La voix, unique, reconnaissable entre toutes, était aussi phonogénique. A défaut de l’avoir entendue « en vrai », le micro par lequel elle nous est aujourd’hui transmise en flattait la palette de couleurs, le relief et l’urgence. Walter Legge, l’homme de La Voix de son Maître, sut exploiter cette mine d’or. Le rythme effréné d’enregistrement auquel la soprano fut soumise précipita sans doute son déclin vocal. Nous lui devons un catalogue riche de près de 80 titres – intégrales et récitals, officiels et pirates – dont plusieurs de référence. S’il ne fallait en garder qu’un – ah, le choix de Sophie !  – : Tosca dirigée en studio en 1953 par Victor de Sabata. « Vissi d’arte » est depuis considéré comme la devise de Maria Callas. Ainsi se forgent les mythes.

Maria Callas en Tosca © DR

La main de la providence

Le destin, dont elle se disait la créature, plaça sur son chemin des personnalités qui en orientèrent le tracé : Walter Legge donc ; Tullio Serafin également sus-cité, qui pressentit en 1949 à Venise Elvira derrière Brünnhilde, la vierge belcantiste derrière l’amazone wagnérienne, l’accompagnant dans sa reconversion vocale jusqu’à cette sensationnelle Armida, et au-delà (Medea en 1957 en studio ; Norma en 1960 à Epidaure, etc.) ; Giovanni Battista Meneghini, son époux et imprésario, dont la présence dès le début sa carrière lui apporta une sécurité, financière et affective ; Luchino Visconti qui accomplit sa déification scénique ; Aristote Onassis, l’amant déloyal, Pollione fatal mais nécessaire pour qu’elle fût Norma à la ville autant qu’à la scène.

Cinq hommes providentiels donc ; six si l’on ajoute Pier Paolo Pasolini qui lui offrit Medea, son premier – et unique – rôle au cinéma. La providence avait cette fois pour nom Franco Rossellini, le producteur à l’origine du projet. Sorti en 1969, le film ne suscita pas l’enthousiasme attendu. « Maria Callas est couverte de joyaux à rendre jaloux le plus chamarré des hippies », s’amusa François Nourissier dans L’Express.
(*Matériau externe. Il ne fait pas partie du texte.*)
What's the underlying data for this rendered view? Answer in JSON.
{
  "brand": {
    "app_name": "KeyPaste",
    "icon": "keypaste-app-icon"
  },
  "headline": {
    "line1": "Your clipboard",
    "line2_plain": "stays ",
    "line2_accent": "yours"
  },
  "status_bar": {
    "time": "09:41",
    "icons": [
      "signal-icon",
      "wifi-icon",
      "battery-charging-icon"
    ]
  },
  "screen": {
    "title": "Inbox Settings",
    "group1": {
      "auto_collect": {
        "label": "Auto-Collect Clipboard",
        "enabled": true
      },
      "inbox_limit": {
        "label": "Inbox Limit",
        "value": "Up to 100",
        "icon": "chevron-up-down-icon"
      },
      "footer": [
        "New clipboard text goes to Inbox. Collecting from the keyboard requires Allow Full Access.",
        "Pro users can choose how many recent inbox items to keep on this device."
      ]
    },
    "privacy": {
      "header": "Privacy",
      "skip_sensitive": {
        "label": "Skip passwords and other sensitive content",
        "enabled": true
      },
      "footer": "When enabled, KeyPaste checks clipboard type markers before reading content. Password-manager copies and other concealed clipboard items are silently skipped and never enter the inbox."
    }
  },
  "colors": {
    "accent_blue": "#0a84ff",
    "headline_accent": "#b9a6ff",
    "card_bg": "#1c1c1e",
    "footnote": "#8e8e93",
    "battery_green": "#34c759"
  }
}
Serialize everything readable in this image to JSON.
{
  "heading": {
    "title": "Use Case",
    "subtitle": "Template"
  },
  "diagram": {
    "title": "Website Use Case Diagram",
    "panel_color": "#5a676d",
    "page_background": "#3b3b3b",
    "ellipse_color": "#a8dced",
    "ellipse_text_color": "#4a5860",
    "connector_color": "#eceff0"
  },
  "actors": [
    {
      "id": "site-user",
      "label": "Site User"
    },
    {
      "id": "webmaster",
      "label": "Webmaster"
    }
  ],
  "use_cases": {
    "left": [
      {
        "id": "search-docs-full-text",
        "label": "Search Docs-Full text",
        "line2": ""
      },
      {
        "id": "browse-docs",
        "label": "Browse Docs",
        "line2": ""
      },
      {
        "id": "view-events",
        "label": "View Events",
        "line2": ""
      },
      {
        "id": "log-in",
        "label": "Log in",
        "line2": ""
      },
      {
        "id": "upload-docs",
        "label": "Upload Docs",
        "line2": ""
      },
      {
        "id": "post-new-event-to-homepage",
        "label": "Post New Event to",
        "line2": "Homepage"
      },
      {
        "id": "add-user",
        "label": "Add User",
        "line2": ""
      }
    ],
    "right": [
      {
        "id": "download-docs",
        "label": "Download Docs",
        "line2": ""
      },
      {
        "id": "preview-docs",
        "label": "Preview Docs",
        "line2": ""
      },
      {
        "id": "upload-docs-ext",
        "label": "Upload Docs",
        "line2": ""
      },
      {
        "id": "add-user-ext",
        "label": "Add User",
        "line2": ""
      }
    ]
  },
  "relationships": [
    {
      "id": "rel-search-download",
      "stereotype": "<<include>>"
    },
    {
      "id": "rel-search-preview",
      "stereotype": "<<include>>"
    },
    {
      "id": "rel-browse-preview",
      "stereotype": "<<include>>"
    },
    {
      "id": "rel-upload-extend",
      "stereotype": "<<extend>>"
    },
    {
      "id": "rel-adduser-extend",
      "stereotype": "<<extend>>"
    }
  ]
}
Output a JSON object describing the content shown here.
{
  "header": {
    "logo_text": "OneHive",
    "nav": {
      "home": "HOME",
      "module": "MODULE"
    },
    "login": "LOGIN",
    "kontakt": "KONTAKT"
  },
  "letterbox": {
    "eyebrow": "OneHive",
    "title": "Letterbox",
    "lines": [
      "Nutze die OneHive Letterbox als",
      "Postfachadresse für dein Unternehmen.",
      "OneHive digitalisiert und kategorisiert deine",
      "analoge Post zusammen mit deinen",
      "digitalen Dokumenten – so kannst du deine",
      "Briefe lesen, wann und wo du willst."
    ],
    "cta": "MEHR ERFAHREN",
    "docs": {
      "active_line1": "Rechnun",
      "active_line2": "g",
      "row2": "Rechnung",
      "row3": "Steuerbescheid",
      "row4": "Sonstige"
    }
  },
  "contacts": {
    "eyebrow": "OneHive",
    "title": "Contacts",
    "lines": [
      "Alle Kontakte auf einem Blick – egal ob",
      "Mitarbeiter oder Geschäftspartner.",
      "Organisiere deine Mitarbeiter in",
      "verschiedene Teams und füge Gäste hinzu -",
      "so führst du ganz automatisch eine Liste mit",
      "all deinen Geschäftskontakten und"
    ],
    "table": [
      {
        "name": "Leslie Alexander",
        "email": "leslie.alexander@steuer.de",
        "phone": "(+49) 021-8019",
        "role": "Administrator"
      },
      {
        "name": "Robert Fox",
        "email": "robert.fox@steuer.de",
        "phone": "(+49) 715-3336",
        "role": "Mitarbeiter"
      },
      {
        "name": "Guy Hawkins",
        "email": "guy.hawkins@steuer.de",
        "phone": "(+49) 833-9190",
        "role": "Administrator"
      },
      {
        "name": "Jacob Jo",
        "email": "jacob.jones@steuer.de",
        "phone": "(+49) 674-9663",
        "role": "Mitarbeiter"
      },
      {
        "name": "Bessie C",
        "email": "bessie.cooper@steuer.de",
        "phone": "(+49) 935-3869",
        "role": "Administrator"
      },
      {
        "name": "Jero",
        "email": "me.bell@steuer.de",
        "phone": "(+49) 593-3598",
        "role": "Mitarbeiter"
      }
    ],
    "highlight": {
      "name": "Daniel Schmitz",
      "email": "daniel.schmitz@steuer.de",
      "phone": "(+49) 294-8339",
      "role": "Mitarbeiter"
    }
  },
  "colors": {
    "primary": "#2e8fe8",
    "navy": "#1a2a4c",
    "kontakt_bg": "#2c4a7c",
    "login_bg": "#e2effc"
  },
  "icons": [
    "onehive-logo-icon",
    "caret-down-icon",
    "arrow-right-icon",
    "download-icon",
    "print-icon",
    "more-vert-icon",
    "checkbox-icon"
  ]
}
L’échec fut commercial ; le rendez-vous avec le septième art manqué.

La créature face à son destin

Arrivé à ce point de notre récit, le lecteur nous pardonnera de ne pas avoir abordé l’ascension du sommet Callas par son versant chronologique. A défaut, quelques dates serviront de repère : 1923, naissance à New York ; 1940 (ou 1941 selon les sources), débuts professionnels dans Boccacio de Suppé à Athènes ; 1947, Gioconda à Vérone qui marque la rencontre avec Tullio Serafin et Giovanni Battista Meneghini (qu’elle épousera deux ans plus tard) ; 1949, Elvira dans I puritani à Venise qui la guide vers le bel canto ; 1951 : I vespri siciliani en ouverture de saison à Milan, première étape d’une relation tumultueuse avec la Scala jalonnée de triomphes ; 1955, la Traviata « du siècle » mise en scène par Luchino Visconti ; 1958, le scandale de Rome (voir plus haut) ; 1959, débuts de la liaison avec Onassis ; 1965, dernière apparition scénique à Londres dans Tosca ; 1969 : Médea dans le film – non lyrique – de Pasolini ; 1977 : mort à Paris, sans doute d’une crise cardiaque.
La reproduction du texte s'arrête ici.